Su piel estaba tan blanca como una hoja de papel, las pecas esparcidas por su nariz más pronunciadas que nunca. Ara quería contar todas y cada una, memorizarlas todas para que incluso cuando cerrara los ojos, ella viera una constelación en el rostro de la bruja. Sin embargo, Becca era tan mercurio retrógrado cuando Ara era tan Venus directo.

—¡Aléjate de mí! —le suplicó alejándose de ella, mientras con su mano tocaba la zona herida de su pierna—. No hiciste más que mentirme y hacerme daño —escupió con rabia en sus ojos.

—Déjame explicarte. Ara, por favor.

—Me engañaste. No quiero seguir escuchándote —dijo manteniendo distancia de la bruja. Aunque su corazón quería escucharla, ella no dejaría que la oscuridad de Rebeca ganara y volviera a jugar con su ya inútil corazón.

—Tenía que hacerlo. Nunca te lastimaría, todo lo que te dijeron allí adentro no era todo real. Lo sabes ¿verdad? —preguntó con tristeza en su mirada.

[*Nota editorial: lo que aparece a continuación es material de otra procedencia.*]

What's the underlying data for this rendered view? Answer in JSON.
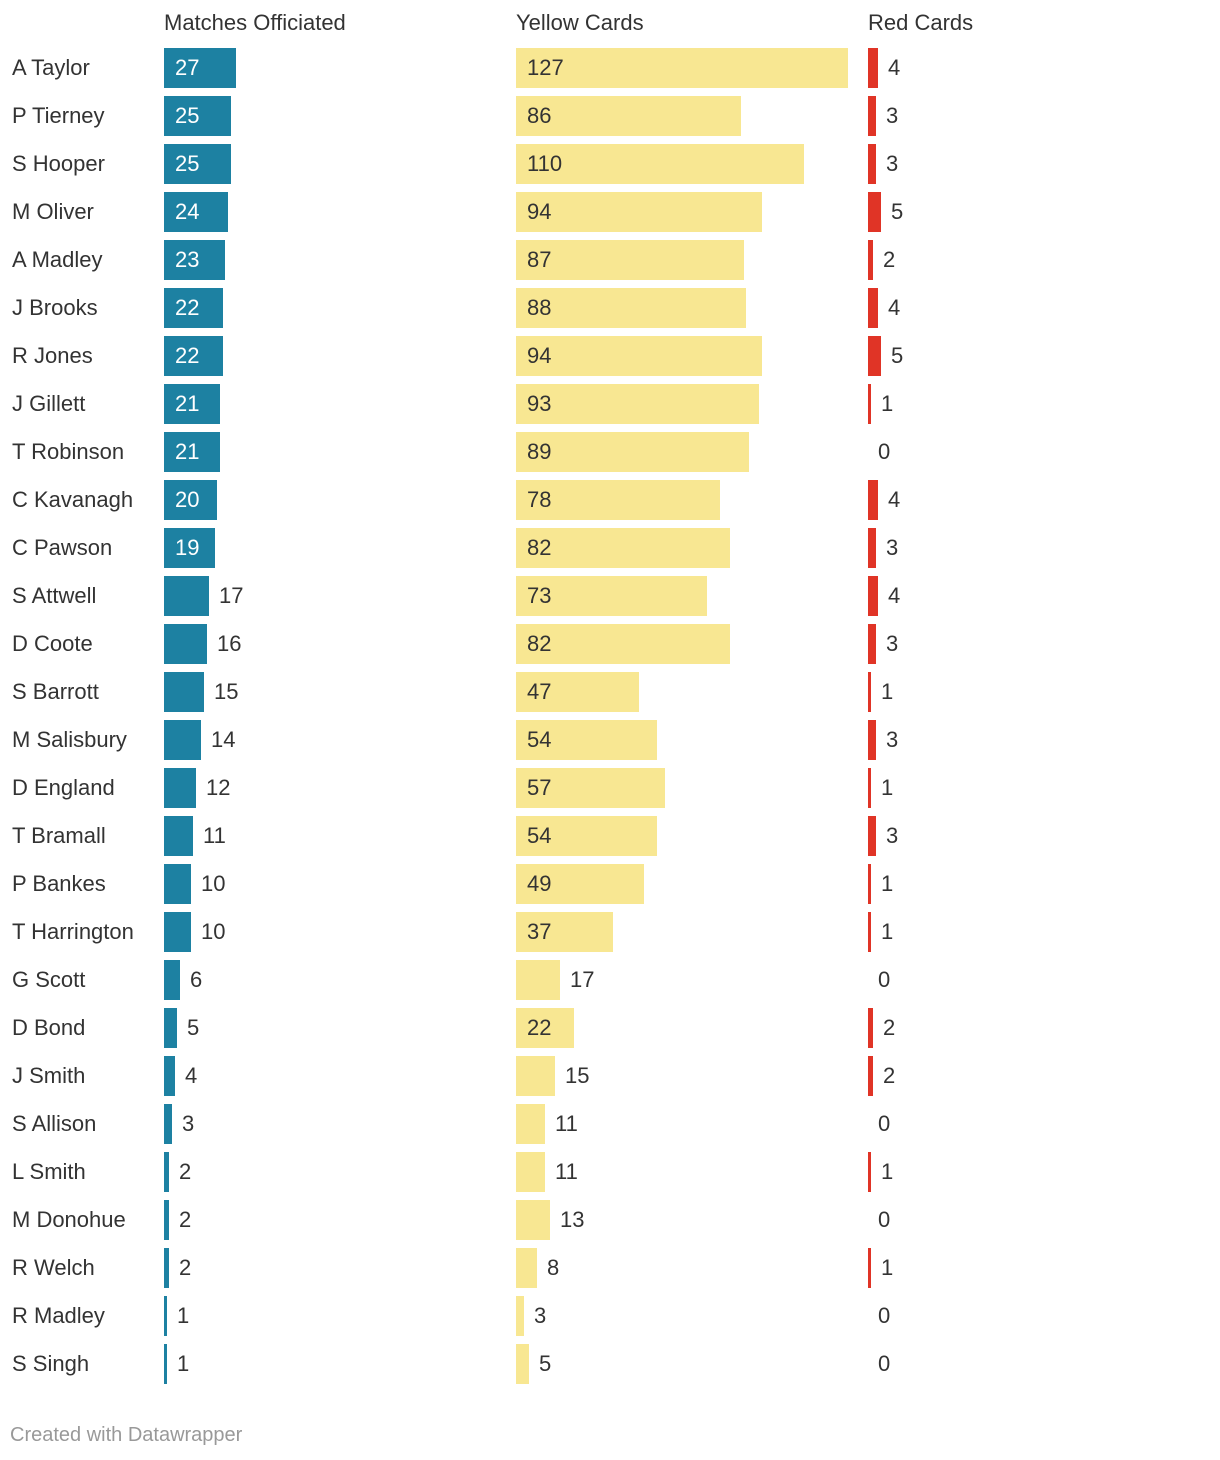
{
  "chart_data": {
    "type": "bar",
    "title": "",
    "categories": [
      "A Taylor",
      "P Tierney",
      "S Hooper",
      "M Oliver",
      "A Madley",
      "J Brooks",
      "R Jones",
      "J Gillett",
      "T Robinson",
      "C Kavanagh",
      "C Pawson",
      "S Attwell",
      "D Coote",
      "S Barrott",
      "M Salisbury",
      "D England",
      "T Bramall",
      "P Bankes",
      "T Harrington",
      "G Scott",
      "D Bond",
      "J Smith",
      "S Allison",
      "L Smith",
      "M Donohue",
      "R Welch",
      "R Madley",
      "S Singh"
    ],
    "series": [
      {
        "name": "Matches Officiated",
        "color": "#1d81a2",
        "values": [
          27,
          25,
          25,
          24,
          23,
          22,
          22,
          21,
          21,
          20,
          19,
          17,
          16,
          15,
          14,
          12,
          11,
          10,
          10,
          6,
          5,
          4,
          3,
          2,
          2,
          2,
          1,
          1
        ]
      },
      {
        "name": "Yellow Cards",
        "color": "#f8e792",
        "values": [
          127,
          86,
          110,
          94,
          87,
          88,
          94,
          93,
          89,
          78,
          82,
          73,
          82,
          47,
          54,
          57,
          54,
          49,
          37,
          17,
          22,
          15,
          11,
          11,
          13,
          8,
          3,
          5
        ]
      },
      {
        "name": "Red Cards",
        "color": "#e03426",
        "values": [
          4,
          3,
          3,
          5,
          2,
          4,
          5,
          1,
          0,
          4,
          3,
          4,
          3,
          1,
          3,
          1,
          3,
          1,
          1,
          0,
          2,
          2,
          0,
          1,
          0,
          1,
          0,
          0
        ]
      }
    ]
  },
  "footer": "Created with Datawrapper"
}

—¿Cómo puedo creer lo que dices cuando me mentiste durante todo este tiempo? —murmuró a punto de caer en sus brazos de nuevo. Ella luchaba contra sí misma y sus sentimientos, con las ganas que tenía de abalanzarse sobre sus labios.

—Porque soy testigo de los horrores que esta mentira provocó. A ti, al aquelarre, a mí. Lo veo ahora —dijo con sinceridad—. Me avergüenzo de lo que fui, por eso acudí a Lilith en busca de la magia oscura, necesitaba cambiar lo que era. No quería ser una Marduk, una cazadora, secuestrar brujas. No lo veía correcto por más que esa fuera mi esencia, algo dentro de mí me decía que debía abandonar ese cuerpo.

—¿No confías en mí como yo confiaba en ti? —Ara se negaba a mirarla a la cara. Miró sus manos. Frotaba un pulgar contra la palma de la otra mano, sus dedos estaban nerviosos. Ella estaba nerviosa.

—Por supuesto.

—¿Entonces por qué nunca me lo dijiste?

—Intenté decírtelo, que era peligrosa. De alguna manera lo hice. Pero no quería que me miraras de otra manera. No quería que me miraras como me estás mirando ahora —se peinó el cabello con nerviosismo.

—No creo que pueda volver a confiar en ti.

—Sé que lo que hice estuvo mal. Déjame arreglarlo —sus nudillos estaban blancos, sus uñas presionadas tan profundamente en la carne de sus palmas que los pliegues probablemente persistirían durante horas.

—No es tan simple como eso.

Ella no quería que la ira hirviera en su pecho. No quería que le picaran los ojos. No quería haber sido una tonta, que ella la engañara tan fácilmente. No pudo evitarlo. Miró hacía arriba. El rostro de la bruja estaba pálido, afligido.

—Al menos déjame intentarlo. Déjame demostrarte que siempre fui leal a mis sentimientos —Becca observó la muñeca de Ara, donde una corriente de sangre roja y brillante brotaba y goteaba por su brazo como una cascada—. Dejame ayudarte.

La bruja se inclinó hacía adelante para examinar la herida de la muchacha quien retrocedió ante tanta proximidad. Para ella sería difícil volver a confiar en la bruja, en el fondo quería hacerlo.

Ara siempre había tenido miedo del para siempre. Era demasiado amplio, abarcaba demasiado. Dejaba demasiado margen para el error y la decepción. Pero Becca le había mostrado todos los pedazos rotos y desordenados de sí misma.

—Entiendo como te sientes, porque en mi interior puedo sentir la ruptura de tu corazón como si fuera mía. Solo... dame una oportunidad.